Be careful though – matching and mirroring behaviours is often confused with just copying the actions of another person in a conversation. Whilst you do want to generally match their posture, you don’t want to immediately change your body position every time they do. If they don’t consciously notice, they may well do at a subconscious level, which will harm your chances of establishing any rapport.
It’s not just about posture either, you want to pick up on all the aspects of their communication style. Are they loud or quiet? Do they use hand gestures? Are they confident? What is their tone of voice? Are they quite formal or laid back? Try to answer these questions as you go, and adjust your behaviour accordingly.
Be concrete and clear
Language is the most important tool we have to build trust and understanding.
In business meetings, try to avoid using sales jargon or corporate buzzwords – phrases which have lost all authenticity and meaning. Instead, just try to use normal, clear, and relatable language. Having a conversation like you would with an old friend will build rapport much quicker than talking about synergy, holistic strategy, or streamlining.

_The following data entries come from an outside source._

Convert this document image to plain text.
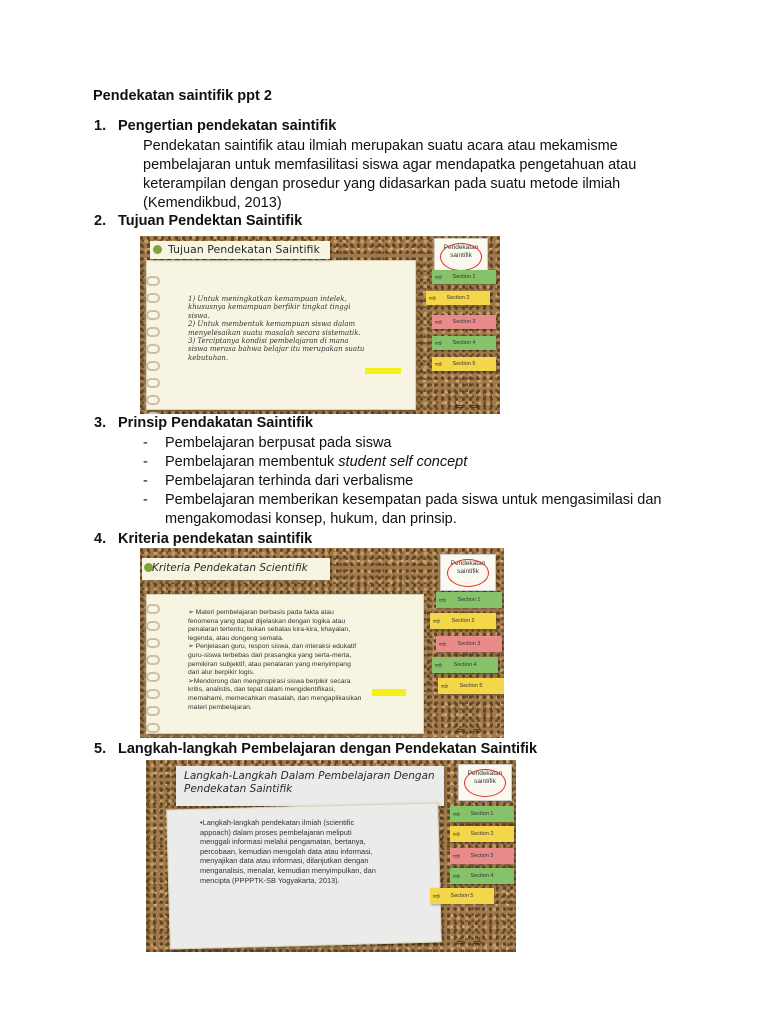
Pendekatan saintifik ppt 2
1. Pengertian pendekatan saintifik
Pendekatan saintifik atau ilmiah merupakan suatu acara atau mekamisme
pembelajaran untuk memfasilitasi siswa agar mendapatka pengetahuan atau
keterampilan dengan prosedur yang didasarkan pada suatu metode ilmiah
(Kemendikbud, 2013)
2. Tujuan Pendektan Saintifik
Tujuan Pendekatan Saintifik
1) Untuk meningkatkan kemampuan intelek,
khususnya kemampuan berfikir tingkat tinggi
siswa.
2) Untuk membentuk kemampuan siswa dalam
menyelesaikan suatu masalah secara sistematik.
3) Terciptanya kondisi pembelajaran di mana
siswa merasa bahwa belajar itu merupakan suatu
kebutuhan.
Pendekatan
saintifik
⇨	Section 1
⇨	Section 2
⇨	Section 3
⇨	Section 4
⇨	Section 5
⇦⇨
3. Prinsip Pendakatan Saintifik
- Pembelajaran berpusat pada siswa
- Pembelajaran membentuk student self concept
- Pembelajaran terhinda dari verbalisme
- Pembelajaran memberikan kesempatan pada siswa untuk mengasimilasi dan mengakomodasi konsep, hukum, dan prinsip.
4. Kriteria pendekatan saintifik
Kriteria Pendekatan Scientifik
➢ Materi pembelajaran berbasis pada fakta atau
fenomena yang dapat dijelaskan dengan logika atau
penalaran tertentu; bukan sebatas kira-kira, khayalan,
legenda, atau dongeng semata.
➢ Penjelasan guru, respon siswa, dan interaksi edukatif
guru-siswa terbebas dari prasangka yang serta-merta,
pemikiran subjektif, atau penalaran yang menyimpang
dari alur berpikir logis.
➢Mendorong dan menginspirasi siswa berpikir secara
kritis, analistis, dan tepat dalam mengidentifikasi,
memahami, memecahkan masalah, dan mengaplikasikan
materi pembelajaran.
Pendekatan
saintifik
⇨	Section 1
⇨	Section 2
⇨	Section 3
⇨	Section 4
⇨	Section 5
⇦⇨
5. Langkah-langkah Pembelajaran dengan Pendekatan Saintifik
Langkah-Langkah Dalam Pembelajaran Dengan
Pendekatan Saintifik
•Langkah-langkah pendekatan ilmiah (scientific
appoach) dalam proses pembelajaran meliputi
menggali informasi melalui pengamatan, bertanya,
percobaan, kemudian mengolah data atau informasi,
menyajikan data atau informasi, dilanjutkan dengan
menganalisis, menalar, kemudian menyimpulkan, dan
mencipta (PPPPTK-SB Yogyakarta, 2013).
Pendekatan
saintifik
⇨	Section 1
⇨	Section 2
⇨	Section 3
⇨	Section 4
⇨	Section 5
⇦⇨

Similarly, consider what message you’re sending with your body language. Crossing your arms, looking at the floor, fidgeting or tapping, all convey disinterest. On the other hand, looking a person in the eyes, relaxing your shoulders, taking notes, all show that you are engaging positively with the conversation.
I’m a huge advocate of active listening – it’s one of the core concepts I teach in our communication workshops. Active listening means that you take in everything the other person says, remember it, and provide direct, relevant feedback. It’s advantage is clear; active listening is effective communication, a key part of establishing rapport.
There’s a lot more to active listening than you would imagine. To start with, try to think about and process every sentence you hear, and provide affirmative feedback to encourage the speaker and show that you are listening.
It’s not an easy task – we tend to switch off, or become distracted, quite easily. However, making the effort to concentrate for the entire conversation will not just help build rapport, but you might just pick up on a tiny detail that helps you close the deal or understand exactly what the other person wants.
Rapport is undoubtedly one of most important factors in building lasting business relationships. There’s no great secret to it, but even so it can be difficult to quickly strike up a good relationship with a new contact. Nonetheless, with the strategies outlined above (reading and accommodating their behaviours, using clear language to communicate, and actively engaging in the conversation), you will have a great base to work from.
And perhaps most importantly, it should be noted that all of these points centre around one thing in particular: being an authentic, nice person, for which there is no substitute or greater way to establish a positive relationship.